The DSMC3 era: where we are now
RED KOMODO (2020)
The little camera that ate everybody's lunch.
- Sensor: Global shutter (6K S35)
- Resolution: 6K
- SDI Output: 12G-SDI
- The Deal: Global shutter, Canon RF mount, compact body, aggressive price. The KOMODO made a market segment that didn't really exist before it. All of a sudden owner-operators who couldn't justify a full RED rig were shooting RED, and rental houses couldn't keep them on the shelf.
RED V-RAPTOR (2021)
The new flagship.
- Sensor: VV (8K Full Frame)
- Resolution: 8K (8192 × 4320)
- SDI Output: 12G-SDI (dual outputs)
- The Deal: 120fps at 8K, with global shutter available. This is RED's current crown jewel, and it pulls all of it off in a body that doesn't need its own grip truck.
RED V-RAPTOR [X] (2022)
V-RAPTOR with the limiters removed.
- Sensor: VV (8K Full Frame)
- Resolution: 8K
- SDI Output: 12G-SDI (dual outputs)
- The Deal: Higher frame rates and a beefier build. (Internal ND is the XL version, not this cube body.) The [X] is for the people who looked at the V-RAPTOR and just said "more."
RED KOMODO-X (2023)
KOMODO all grown up.
- Sensor: Global shutter (6K S35)
- Resolution: 6K
- SDI Output: 12G-SDI
- The Deal: Everything the original KOMODO should have been. Better build, better I/O, better cooling. If the KOMODO was the prototype that shipped, the KOMODO-X is the finished product.
Quick reference
| Camera | Max Resolution | SDI Type | Era |
| RED ONE | 4K | HD-SDI (1.5G) | Legacy |
| EPIC/SCARLET | 5K/4K | 3G-SDI | DSMC |
| DRAGON variants | 6K | 3G-SDI | DSMC |
| WEAPON/EPIC-W | 8K | 3G-SDI | DSMC2 |
| MONSTRO/GEMINI | 8K/5K | 3G-SDI | DSMC2 |
| KOMODO | 6K | 12G-SDI | DSMC3 |
| V-RAPTOR | 8K | 12G-SDI | DSMC3 |
What this means for your cables
Here's the part people get wrong: the DSMC2 bodies, WEAPON through GEMINI and MONSTRO included, only put out 3G-SDI. RED's 12G-SDI era starts with DSMC3: KOMODO, V-RAPTOR, KOMODO-X. So if you're running a DSMC3 body, you need 12G cable to keep up. Buying cable today?
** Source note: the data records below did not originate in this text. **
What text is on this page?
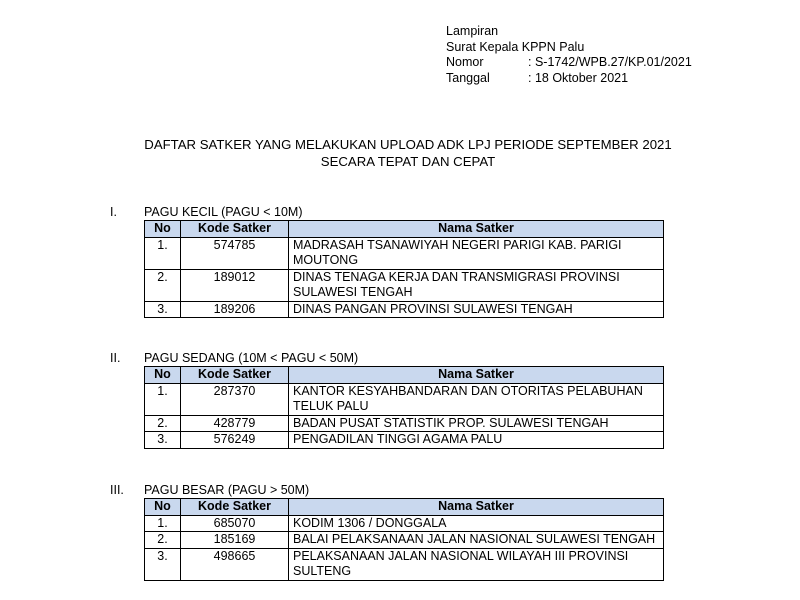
Lampiran
Surat Kepala KPPN Palu
Nomor	: S-1742/WPB.27/KP.01/2021
Tanggal	: 18 Oktober 2021
DAFTAR SATKER YANG MELAKUKAN UPLOAD ADK LPJ PERIODE SEPTEMBER 2021
SECARA TEPAT DAN CEPAT
I. PAGU KECIL (PAGU < 10M)
No	Kode Satker	Nama Satker
1.	574785	MADRASAH TSANAWIYAH NEGERI PARIGI KAB. PARIGI MOUTONG
2.	189012	DINAS TENAGA KERJA DAN TRANSMIGRASI PROVINSI SULAWESI TENGAH
3.	189206	DINAS PANGAN PROVINSI SULAWESI TENGAH
II. PAGU SEDANG (10M < PAGU < 50M)
No	Kode Satker	Nama Satker
1.	287370	KANTOR KESYAHBANDARAN DAN OTORITAS PELABUHAN TELUK PALU
2.	428779	BADAN PUSAT STATISTIK PROP. SULAWESI TENGAH
3.	576249	PENGADILAN TINGGI AGAMA PALU
III. PAGU BESAR (PAGU > 50M)
No	Kode Satker	Nama Satker
1.	685070	KODIM 1306 / DONGGALA
2.	185169	BALAI PELAKSANAAN JALAN NASIONAL SULAWESI TENGAH
3.	498665	PELAKSANAAN JALAN NASIONAL WILAYAH III PROVINSI SULTENG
Buy 12G anyway. It's backward compatible with every 3G RED you'll ever touch.
And if somebody hands you a RED ONE on a job? Smile politely, ask if they've got anything built in the last decade, and check your rate.
Think I missed an obscure variant? Some limited-edition body RED shipped 14 of? Let me know. I collect this stuff like baseball cards.